Judaism appears to be attracting a growing number of gentile converts who are drawn to the faith for its teachings and practices rather than because of intermarriages.
There has been a longtime debate in Jewish circles about whether synagogues should seek converts (apart from seeking the conversion of partners of interfaith marriages), but it seems that the issue has become a reality as Jewish education programs are drawing many Christians interested in Judaism. Moment magazine (December) reports that when the Reform Jewish education program Taste of Judaism started in 1996, it was intended to bring disaffiliated and Jews back into the fold. Today, half of all the students in the program nationwide (which has spread to 470 synagogues) are non-Jews. In areas of the country with smaller Jewish populations, “that figure rises to 80 even 90 percent,” writes Sue Fishkoff.

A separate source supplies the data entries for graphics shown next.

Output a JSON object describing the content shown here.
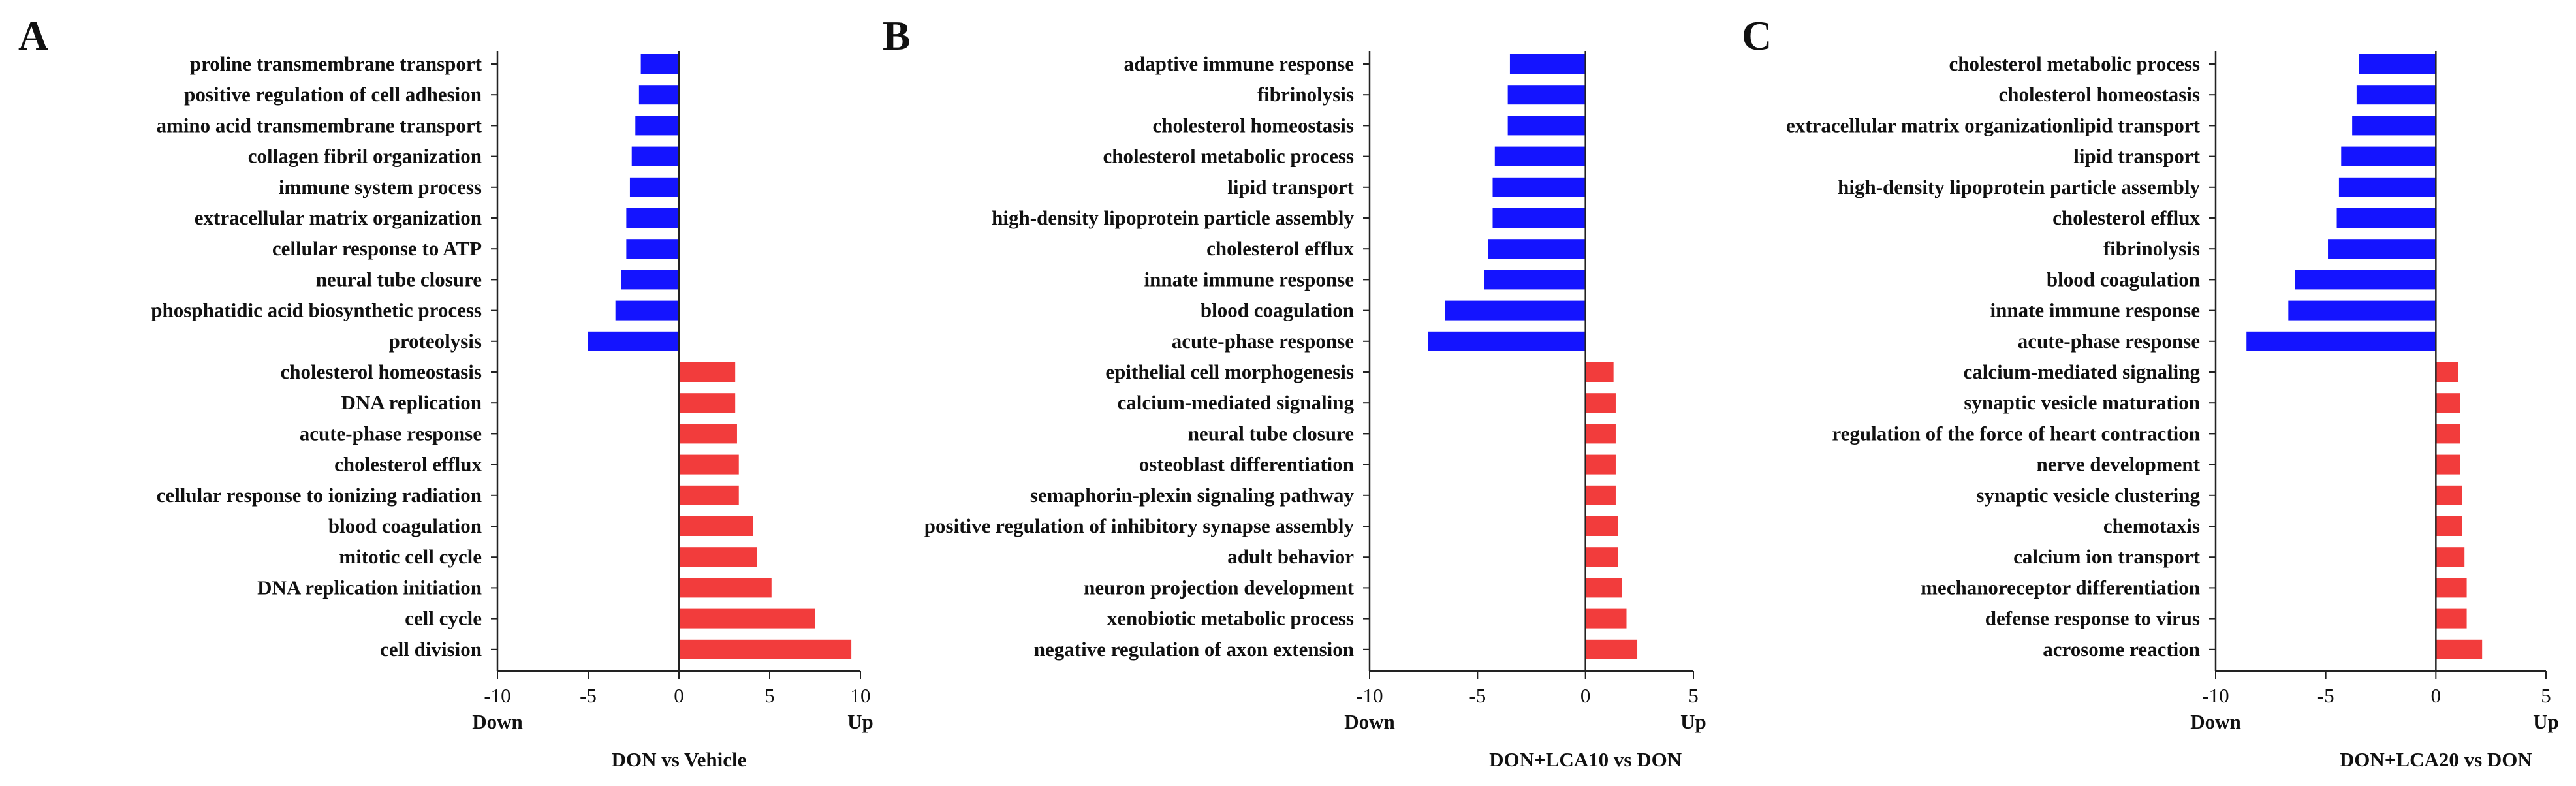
{
  "chart_data": [
    {
      "type": "bar",
      "orientation": "horizontal",
      "panel": "A",
      "title": "",
      "xlabel": "DON vs Vehicle",
      "direction_labels": {
        "down": "Down",
        "up": "Up"
      },
      "xlim": [
        -10,
        10
      ],
      "xticks": [
        -10,
        -5,
        0,
        5,
        10
      ],
      "colors": {
        "down": "#1414ff",
        "up": "#f23c3c"
      },
      "categories": [
        "proline transmembrane transport",
        "positive regulation of cell adhesion",
        "amino acid transmembrane transport",
        "collagen fibril organization",
        "immune system process",
        "extracellular matrix organization",
        "cellular response to ATP",
        "neural tube closure",
        "phosphatidic acid biosynthetic process",
        "proteolysis",
        "cholesterol homeostasis",
        "DNA replication",
        "acute-phase response",
        "cholesterol efflux",
        "cellular response to ionizing radiation",
        "blood coagulation",
        "mitotic cell cycle",
        "DNA replication initiation",
        "cell cycle",
        "cell division"
      ],
      "values": [
        -2.1,
        -2.2,
        -2.4,
        -2.6,
        -2.7,
        -2.9,
        -2.9,
        -3.2,
        -3.5,
        -5.0,
        3.1,
        3.1,
        3.2,
        3.3,
        3.3,
        4.1,
        4.3,
        5.1,
        7.5,
        9.5
      ]
    },
    {
      "type": "bar",
      "orientation": "horizontal",
      "panel": "B",
      "title": "",
      "xlabel": "DON+LCA10 vs DON",
      "direction_labels": {
        "down": "Down",
        "up": "Up"
      },
      "xlim": [
        -10,
        5
      ],
      "xticks": [
        -10,
        -5,
        0,
        5
      ],
      "colors": {
        "down": "#1414ff",
        "up": "#f23c3c"
      },
      "categories": [
        "adaptive immune response",
        "fibrinolysis",
        "cholesterol homeostasis",
        "cholesterol metabolic process",
        "lipid transport",
        "high-density lipoprotein particle assembly",
        "cholesterol efflux",
        "innate immune response",
        "blood coagulation",
        "acute-phase response",
        "epithelial cell morphogenesis",
        "calcium-mediated signaling",
        "neural tube closure",
        "osteoblast differentiation",
        "semaphorin-plexin signaling pathway",
        "positive regulation of inhibitory synapse assembly",
        "adult behavior",
        "neuron projection development",
        "xenobiotic metabolic process",
        "negative regulation of axon extension"
      ],
      "values": [
        -3.5,
        -3.6,
        -3.6,
        -4.2,
        -4.3,
        -4.3,
        -4.5,
        -4.7,
        -6.5,
        -7.3,
        1.3,
        1.4,
        1.4,
        1.4,
        1.4,
        1.5,
        1.5,
        1.7,
        1.9,
        2.4
      ]
    },
    {
      "type": "bar",
      "orientation": "horizontal",
      "panel": "C",
      "title": "",
      "xlabel": "DON+LCA20 vs DON",
      "direction_labels": {
        "down": "Down",
        "up": "Up"
      },
      "xlim": [
        -10,
        5
      ],
      "xticks": [
        -10,
        -5,
        0,
        5
      ],
      "colors": {
        "down": "#1414ff",
        "up": "#f23c3c"
      },
      "categories": [
        "cholesterol metabolic process",
        "cholesterol homeostasis",
        "extracellular matrix organizationlipid transport",
        "lipid transport",
        "high-density lipoprotein particle assembly",
        "cholesterol efflux",
        "fibrinolysis",
        "blood coagulation",
        "innate immune response",
        "acute-phase response",
        "calcium-mediated signaling",
        "synaptic vesicle maturation",
        "regulation of the force of heart contraction",
        "nerve development",
        "synaptic vesicle clustering",
        "chemotaxis",
        "calcium ion transport",
        "mechanoreceptor differentiation",
        "defense response to virus",
        "acrosome reaction"
      ],
      "values": [
        -3.5,
        -3.6,
        -3.8,
        -4.3,
        -4.4,
        -4.5,
        -4.9,
        -6.4,
        -6.7,
        -8.6,
        1.0,
        1.1,
        1.1,
        1.1,
        1.2,
        1.2,
        1.3,
        1.4,
        1.4,
        2.1
      ]
    }
  ]
}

Figures from the Reform movement show that 13 percent of these non-Jews make a full conversion to Judaism. The rate of conversion is high enough that the Reform movement has had to create an Outreach Fellowship Program to train lay leaders to work with the influx of converts “swamping Reform rabbis.” While there is no typical convert, most cite a theological attraction, mentioning disagreements in their former faith. Former Catholics tend to mention the Trinity and the divinity of Jesus as tenets they can no longer believe, while those from a conservative Protestant background more likely find themselves drawn to the Old Testament rather than the New Testament and believe they are finding the “original” scriptures.